Unfähig zu lesen, zu sprechen, sich zu bewegen, auch nur zu denken, wurden doch alle von einer gewissen Angst beherrscht. Wohl fächelte ein leiser Wind ihre Wangen, aber das war nur der Widerstand, den sie selbst auf dem schnellen Dampfer der Atmosphäre boten. In Wirklichkeit herrschte vollkommene Windstille, kein Wölkchen trübte den blauen Himmel, dagegen war die Sonne von einem Nebel umflort, wie es bei solch einer Witterung noch niemand beobachtet hatte. Am beunruhigendsten war das Benehmen des Kapitäns und der Steuerleute. Sie waren vollzählig auf der Kommandobrücke versammelt, flüsterten zusammen, der sonst so gelassene Kapitän Becker zeigte offenbare Besorgnis, ging in das Kartenhaus, das auch die notwendigsten nautischen Instrumente barg, rief die Offiziere, schüttelte den Kopf und zuckte die Schultern.
„Ich glaube, wir können uns auf einen kleinen Taifun gefasst machen“, meinte ein Herr phlegmatisch und bemühte sich dann, das Gähnen zu unterdrücken, welches diese Bewegung der Sprachwerkzeuge nach langer Pause erzeugte.
Die Worte waren an eine junge Dame gerichtet, die halb liegend auf einem Klappstuhl ruhte und mit matter Hand einem kleinen Mädchen Kühlung zufächelte.

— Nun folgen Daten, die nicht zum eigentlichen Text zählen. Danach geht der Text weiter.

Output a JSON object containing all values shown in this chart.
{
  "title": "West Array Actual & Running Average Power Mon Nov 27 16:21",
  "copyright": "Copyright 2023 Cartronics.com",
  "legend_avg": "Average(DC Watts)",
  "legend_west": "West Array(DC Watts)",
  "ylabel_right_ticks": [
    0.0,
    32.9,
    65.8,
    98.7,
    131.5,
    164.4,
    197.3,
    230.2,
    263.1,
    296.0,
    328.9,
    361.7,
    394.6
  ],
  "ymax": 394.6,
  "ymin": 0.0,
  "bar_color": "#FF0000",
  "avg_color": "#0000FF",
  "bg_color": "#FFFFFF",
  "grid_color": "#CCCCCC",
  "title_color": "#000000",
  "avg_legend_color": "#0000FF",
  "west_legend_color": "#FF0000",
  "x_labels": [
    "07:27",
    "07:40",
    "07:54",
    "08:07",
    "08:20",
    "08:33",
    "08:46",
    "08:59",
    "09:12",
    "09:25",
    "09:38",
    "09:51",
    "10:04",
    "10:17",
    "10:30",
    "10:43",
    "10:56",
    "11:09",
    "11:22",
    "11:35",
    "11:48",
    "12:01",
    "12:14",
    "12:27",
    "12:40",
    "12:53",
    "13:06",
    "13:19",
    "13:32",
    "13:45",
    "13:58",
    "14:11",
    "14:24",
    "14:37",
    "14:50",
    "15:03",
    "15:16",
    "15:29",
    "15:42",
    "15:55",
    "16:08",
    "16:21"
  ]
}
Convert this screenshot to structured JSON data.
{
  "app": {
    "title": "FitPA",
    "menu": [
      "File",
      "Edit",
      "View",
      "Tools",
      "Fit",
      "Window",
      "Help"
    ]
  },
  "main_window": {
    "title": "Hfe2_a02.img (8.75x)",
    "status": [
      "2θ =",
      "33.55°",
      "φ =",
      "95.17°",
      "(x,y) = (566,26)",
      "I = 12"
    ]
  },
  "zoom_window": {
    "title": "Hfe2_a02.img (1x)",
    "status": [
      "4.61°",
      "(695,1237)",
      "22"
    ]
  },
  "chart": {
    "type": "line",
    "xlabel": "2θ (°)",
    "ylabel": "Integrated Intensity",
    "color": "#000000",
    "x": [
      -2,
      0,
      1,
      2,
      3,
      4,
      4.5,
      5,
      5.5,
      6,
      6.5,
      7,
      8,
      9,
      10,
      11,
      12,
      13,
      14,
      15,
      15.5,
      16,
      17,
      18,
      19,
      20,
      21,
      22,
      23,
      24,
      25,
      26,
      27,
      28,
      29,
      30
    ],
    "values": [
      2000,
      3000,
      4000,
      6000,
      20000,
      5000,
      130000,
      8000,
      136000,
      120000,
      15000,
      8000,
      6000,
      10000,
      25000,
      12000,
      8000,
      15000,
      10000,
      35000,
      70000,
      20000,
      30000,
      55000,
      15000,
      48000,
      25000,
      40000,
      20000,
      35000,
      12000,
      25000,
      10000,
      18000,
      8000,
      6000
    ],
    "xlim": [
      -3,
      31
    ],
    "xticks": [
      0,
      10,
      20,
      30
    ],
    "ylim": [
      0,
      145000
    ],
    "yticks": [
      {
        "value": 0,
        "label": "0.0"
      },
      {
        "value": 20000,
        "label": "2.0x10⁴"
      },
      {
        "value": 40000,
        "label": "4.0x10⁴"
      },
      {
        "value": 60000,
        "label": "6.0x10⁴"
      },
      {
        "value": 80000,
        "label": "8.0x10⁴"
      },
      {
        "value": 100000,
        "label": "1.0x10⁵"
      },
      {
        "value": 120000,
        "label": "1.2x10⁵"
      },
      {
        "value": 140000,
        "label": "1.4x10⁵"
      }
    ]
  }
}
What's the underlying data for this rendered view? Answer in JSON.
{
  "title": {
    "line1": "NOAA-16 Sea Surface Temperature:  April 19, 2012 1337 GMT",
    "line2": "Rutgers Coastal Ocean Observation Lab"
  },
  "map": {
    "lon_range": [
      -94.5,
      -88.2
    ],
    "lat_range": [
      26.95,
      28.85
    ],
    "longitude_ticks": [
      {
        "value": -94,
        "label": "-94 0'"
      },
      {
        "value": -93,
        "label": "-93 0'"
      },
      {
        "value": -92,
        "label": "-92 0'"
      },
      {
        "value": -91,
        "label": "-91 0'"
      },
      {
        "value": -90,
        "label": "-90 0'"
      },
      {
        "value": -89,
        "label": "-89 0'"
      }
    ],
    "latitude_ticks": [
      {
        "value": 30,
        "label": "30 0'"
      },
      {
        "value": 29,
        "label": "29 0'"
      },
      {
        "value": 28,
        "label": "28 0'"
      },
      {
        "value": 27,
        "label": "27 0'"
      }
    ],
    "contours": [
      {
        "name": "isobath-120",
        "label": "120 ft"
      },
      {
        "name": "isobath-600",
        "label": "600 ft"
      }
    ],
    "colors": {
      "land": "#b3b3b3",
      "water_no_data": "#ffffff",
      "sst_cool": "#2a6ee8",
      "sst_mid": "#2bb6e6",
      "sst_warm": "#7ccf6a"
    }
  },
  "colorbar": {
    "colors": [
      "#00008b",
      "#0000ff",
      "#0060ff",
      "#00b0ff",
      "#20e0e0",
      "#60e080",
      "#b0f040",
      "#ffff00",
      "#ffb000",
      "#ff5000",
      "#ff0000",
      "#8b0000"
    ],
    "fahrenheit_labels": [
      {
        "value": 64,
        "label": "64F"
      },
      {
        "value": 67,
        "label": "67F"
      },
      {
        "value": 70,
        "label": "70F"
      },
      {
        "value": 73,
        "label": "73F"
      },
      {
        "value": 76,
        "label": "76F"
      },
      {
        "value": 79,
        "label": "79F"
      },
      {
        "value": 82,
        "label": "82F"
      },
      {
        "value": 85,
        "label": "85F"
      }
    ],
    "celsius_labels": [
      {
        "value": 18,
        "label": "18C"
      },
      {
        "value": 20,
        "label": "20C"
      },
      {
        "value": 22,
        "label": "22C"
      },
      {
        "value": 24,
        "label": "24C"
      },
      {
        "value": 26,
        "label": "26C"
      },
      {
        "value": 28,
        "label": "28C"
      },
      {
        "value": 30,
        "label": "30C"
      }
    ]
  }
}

Eva Becker war die Schwester des Kapitäns und begleitete diesen schon seit mehreren Jahren, fast seitdem sie als achtzehnjähriges Mädchen das Pensionat verlassen hatte, ständig auf seinen Seereisen. Das Schiff war ihr völlig zur Heimat geworden. Solch ein Salondampfer wetteifert ja mit dem komfortabelsten Hotel und dabei wechselt auch noch von Zeit zu Zeit die Aussicht aus dem Fenster. Lief das Schiff eine größere Hafenstadt an, so besuchte sie einmal das Theater, die Oper, das Kunstmuseum, andere ihr noch fremde Sehenswürdigkeiten, orientierte sich über die neuesten Erscheinungen der schönen Literatur, ergänzte ihre eigene Bibliothek, folgte einmal einer Einladung, machte einen Ausflug mit, und dann blieb sie wieder an Bord. Dabei war das junge Mädchen vollkommen frei von Melancholie, Schwärmerei und Emanzipiertheit, dichtete nicht den Mond an, ergriff nicht im Sturm mit starker Hand das Steuerrad, kletterte nicht einmal auf den Rahen herum – aber Geist hatte sie, und dass, wenn dereinst der Rechte kam, sie das Schiff verließe, darüber war sich Eva auch klar. Sie hoffte nur, es würde ein Seemann sein.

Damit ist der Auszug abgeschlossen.